Великий хан снова слегка кивнул мне, а затем повернулся к отцу и дяде:

– Хайду ничего не взял у вас, а-а?

– Ничего, великий хан. Не прикажете ли позвать слуг, чтобы те внесли и продемонстрировали вам богатые дары, состоящие из золота, драгоценных камней и украшений?..

– Вах! – прервал его великий хан. – Эти безделушки не имеют значения. А что карты, а-а? Кроме жалких священников вы обещали привезти еще и карты. Вы их составили, а-а? Или Хайду украл их у вас, а-а? Я бы предпочел, чтобы он лучше украл что-нибудь другое, но не карты!

Только представьте, насколько меня изумил подобный поворот разговора. Великий хан не собирался наказывать нас, и его интересовали совсем не драгоценности. А вы бы сами не удивились, услышав, как человек презрительно говорит «вах!» и называет безделушками сокровища, на которые в Европе можно купить целое герцогство?

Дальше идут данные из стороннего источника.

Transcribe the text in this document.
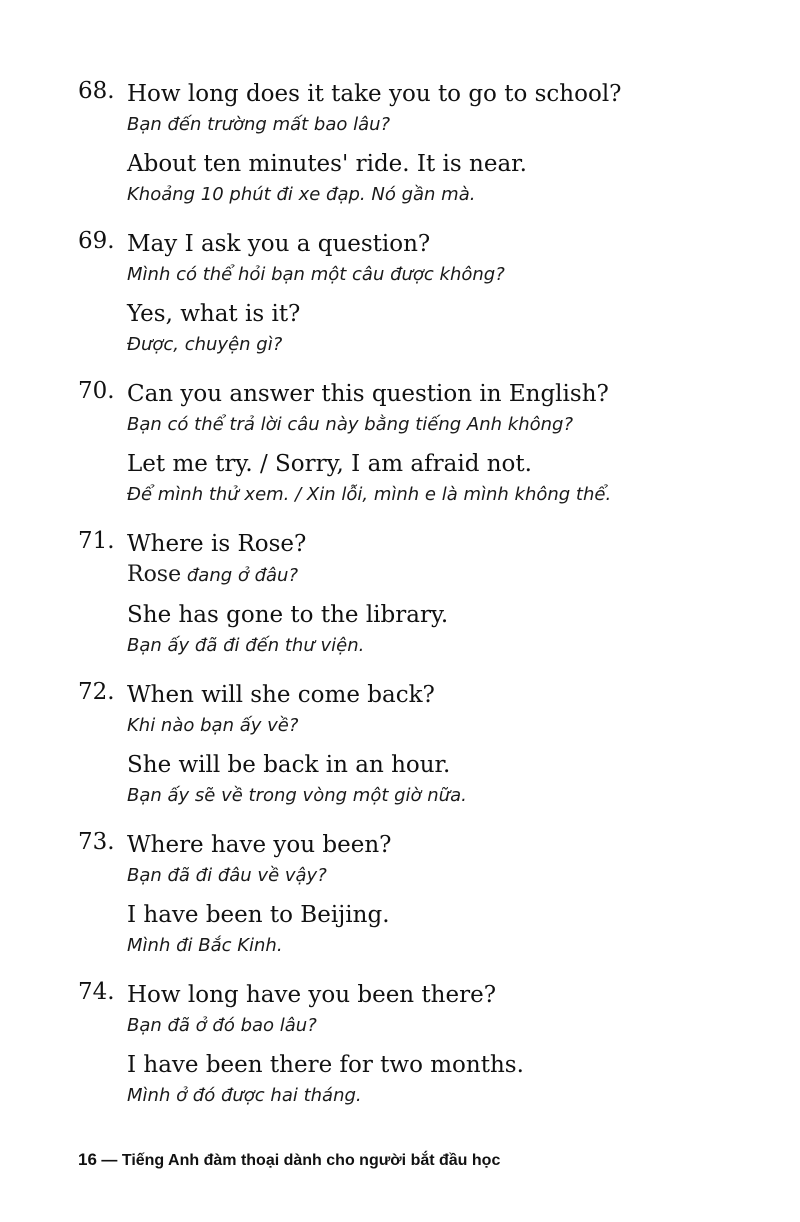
68. How long does it take you to go to school?
Bạn đến trường mất bao lâu?
About ten minutes' ride. It is near.
Khoảng 10 phút đi xe đạp. Nó gần mà.
69. May I ask you a question?
Mình có thể hỏi bạn một câu được không?
Yes, what is it?
Được, chuyện gì?
70. Can you answer this question in English?
Bạn có thể trả lời câu này bằng tiếng Anh không?
Let me try. / Sorry, I am afraid not.
Để mình thử xem. / Xin lỗi, mình e là mình không thể.
71. Where is Rose?
Rose đang ở đâu?
She has gone to the library.
Bạn ấy đã đi đến thư viện.
72. When will she come back?
Khi nào bạn ấy về?
She will be back in an hour.
Bạn ấy sẽ về trong vòng một giờ nữa.
73. Where have you been?
Bạn đã đi đâu về vậy?
I have been to Beijing.
Mình đi Bắc Kinh.
74. How long have you been there?
Bạn đã ở đó bao lâu?
I have been there for two months.
Mình ở đó được hai tháng.
16 — Tiếng Anh đàm thoại dành cho người bắt đầu học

Но еще сильнее я изумился, осознав, что отец с дядей все это время были вовлечены в миссию, более тайную и важную, чем поставка миссионеров.

– Карты в безопасности, великий хан, – сказал отец. – Хайду бы в жизни не додумался отнять их у нас. Мы с Маттео надеемся, что составили лучшие на Западе карты центральных территорий этого континента – особенно земель, которыми правит ильхан Хайду.

– Хорошо… просто прекрасно… – пробормотал Хубилай. – Хань делают непревзойденные карты, но они всегда ограничиваются лишь своими собственными землями. Те карты, которые мы захватили у них раньше, сильно помогли монголам завоевать Китай, и они будут также полезны, когда мы отправимся на юг и выступим против династии Сун. Но хань всегда считали то, что находится за границами их земель, недостойным внимания. И если вы сделали свою работу как следует, тогда на первое время у нас будут карты центральных участков Шелкового пути на отдаленных рубежах моей империи.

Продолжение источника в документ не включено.